Over the years I’ve spent untold amounts of time feeling bad from a nasty comment, or annoyed from a post that just rubbed me the wrong way. Over time I found that I was spending way too much of my real life being annoyed by something on the internet, and worse, starting to dislike friends simply because of something they said online. I didn’t like that.

So I decided to stop.

I went all Marie Kondo on my social media. I stopped following people who’s posts weren’t bringing me joy, especially if they were my real life friends. It’s never worth following someone online if you slowly begin to hate them for it. Save the friendship, ditch the follow. I highly encourage people to do the same with me - if you aren’t into what I’m doing, ditch me online, let’s hang out in real life instead.

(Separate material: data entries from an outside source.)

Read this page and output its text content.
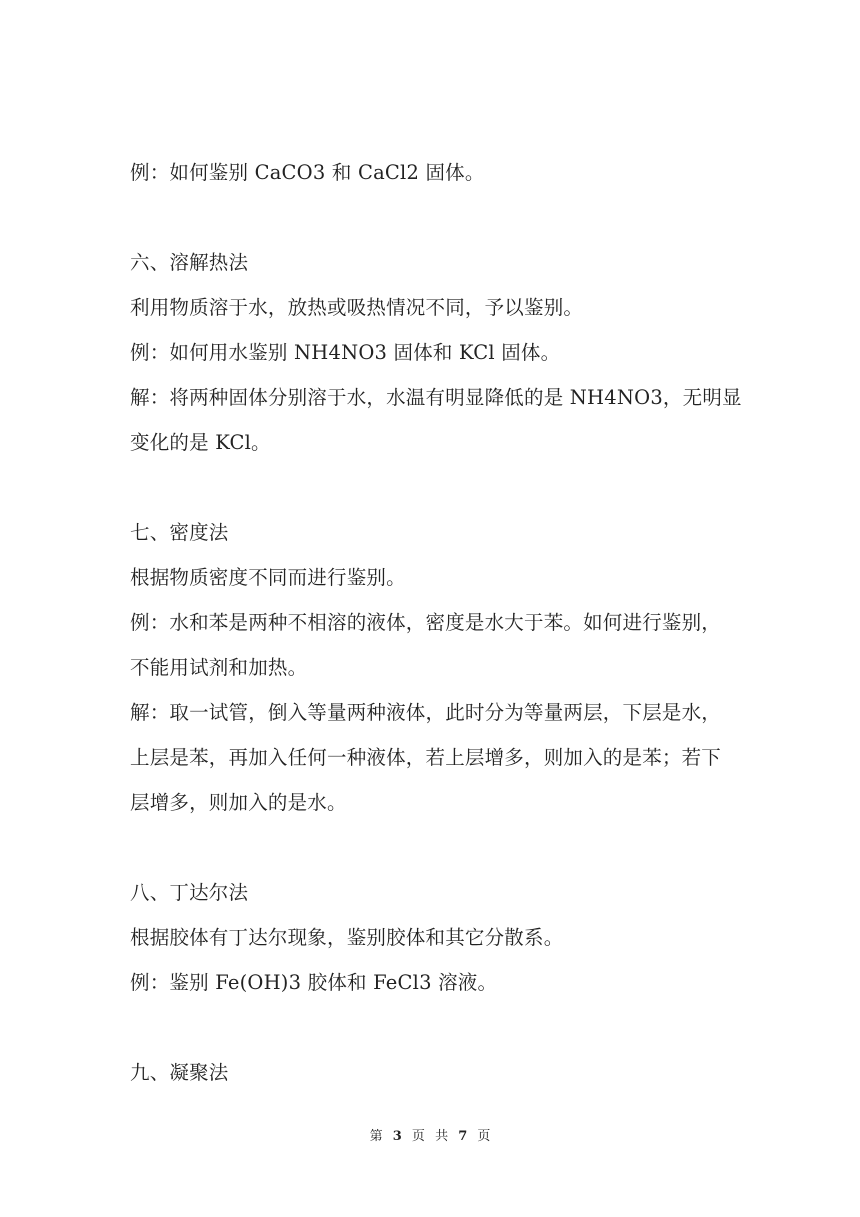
例：如何鉴别 CaCO3 和 CaCl2 固体。
六、溶解热法
利用物质溶于水，放热或吸热情况不同，予以鉴别。
例：如何用水鉴别 NH4NO3 固体和 KCl 固体。
解：将两种固体分别溶于水，水温有明显降低的是 NH4NO3，无明显
变化的是 KCl。
七、密度法
根据物质密度不同而进行鉴别。
例：水和苯是两种不相溶的液体，密度是水大于苯。如何进行鉴别，
不能用试剂和加热。
解：取一试管，倒入等量两种液体，此时分为等量两层，下层是水，
上层是苯，再加入任何一种液体，若上层增多，则加入的是苯；若下
层增多，则加入的是水。
八、丁达尔法
根据胶体有丁达尔现象，鉴别胶体和其它分散系。
例：鉴别 Fe(OH)3 胶体和 FeCl3 溶液。
九、凝聚法
第 3 页 共 7 页
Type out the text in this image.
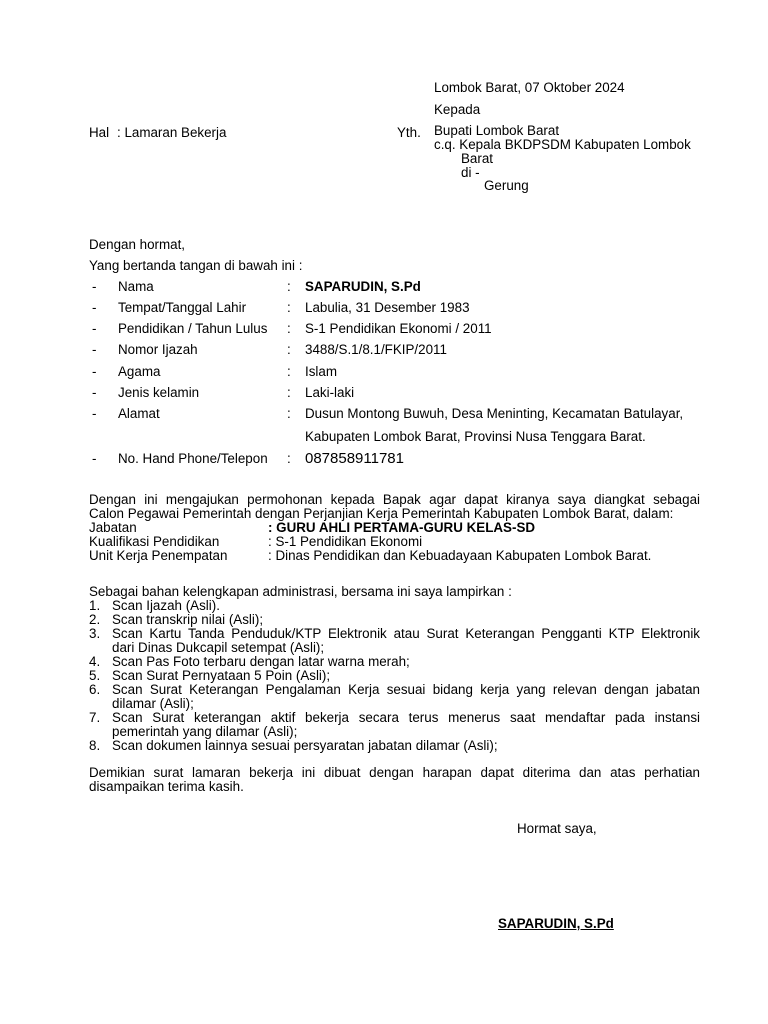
Lombok Barat, 07 Oktober 2024
Kepada
Hal : Lamaran Bekerja	Yth. Bupati Lombok Barat
c.q. Kepala BKDPSDM Kabupaten Lombok
Barat
di -
Gerung
Dengan hormat,
Yang bertanda tangan di bawah ini :
- Nama	: SAPARUDIN, S.Pd
- Tempat/Tanggal Lahir	: Labulia, 31 Desember 1983
- Pendidikan / Tahun Lulus : S-1 Pendidikan Ekonomi / 2011
- Nomor Ijazah	: 3488/S.1/8.1/FKIP/2011
- Agama	: Islam
- Jenis kelamin	: Laki-laki
- Alamat	: Dusun Montong Buwuh, Desa Meninting, Kecamatan Batulayar,
Kabupaten Lombok Barat, Provinsi Nusa Tenggara Barat.
- No. Hand Phone/Telepon : 087858911781
Dengan ini mengajukan permohonan kepada Bapak agar dapat kiranya saya diangkat sebagai
Calon Pegawai Pemerintah dengan Perjanjian Kerja Pemerintah Kabupaten Lombok Barat, dalam:
Jabatan	: GURU AHLI PERTAMA-GURU KELAS-SD
Kualifikasi Pendidikan	: S-1 Pendidikan Ekonomi
Unit Kerja Penempatan	: Dinas Pendidikan dan Kebuadayaan Kabupaten Lombok Barat.
Sebagai bahan kelengkapan administrasi, bersama ini saya lampirkan :
1. Scan Ijazah (Asli).
2. Scan transkrip nilai (Asli);
3. Scan Kartu Tanda Penduduk/KTP Elektronik atau Surat Keterangan Pengganti KTP Elektronik
dari Dinas Dukcapil setempat (Asli);
4. Scan Pas Foto terbaru dengan latar warna merah;
5. Scan Surat Pernyataan 5 Poin (Asli);
6. Scan Surat Keterangan Pengalaman Kerja sesuai bidang kerja yang relevan dengan jabatan
dilamar (Asli);
7. Scan Surat keterangan aktif bekerja secara terus menerus saat mendaftar pada instansi
pemerintah yang dilamar (Asli);
8. Scan dokumen lainnya sesuai persyaratan jabatan dilamar (Asli);
Demikian surat lamaran bekerja ini dibuat dengan harapan dapat diterima dan atas perhatian
disampaikan terima kasih.
Hormat saya,
SAPARUDIN, S.Pd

The past year I’ve gone through so many phases of trying to figure out what I want from social media. Instagram used to be a favorite, I loved being able to find and connect with people who were interested in some of the same things as me. People who were just excited to create because it made their souls happy. But It’s changed a lot since the early days. I’m not here to rag on it, we all know it’s changed and I think we can all agree, it hasn’t been for the best. It’s not what I want anymore, and part of me is still trying to figure out what that means. Do I ditch it all together? Do I just cut back? I’m still not completely sure what the answer is.

This past summer I took a big break from facebook. I never really been addicted to facebook. In fact I’ve never really liked it all that much, yet I still found myself instinctively opening and scrolling through anyway. So I took it off my phone for a few months, and guess what? I survived. I was actually more than fine, and it helped me to break that natural habit of instinctively opening it. Instead, every time I would open my phone and look for facebook I would instead make myself open my library app and read a few pages of my current e-book. After a few weeks of doing that I realized how much time I had been wasting on literally nothing.

I think in the beginning social media really did start as a great way to connect with people, but its changed leaps and bounds since those days. And maybe we all have a little too. This year I’m striving to spend less and less time scrolling and more time creating. I don’t currently plan to completely cut out social media, but definitely cut back, and free up that time and brain space to focus more on things that actually make me happy.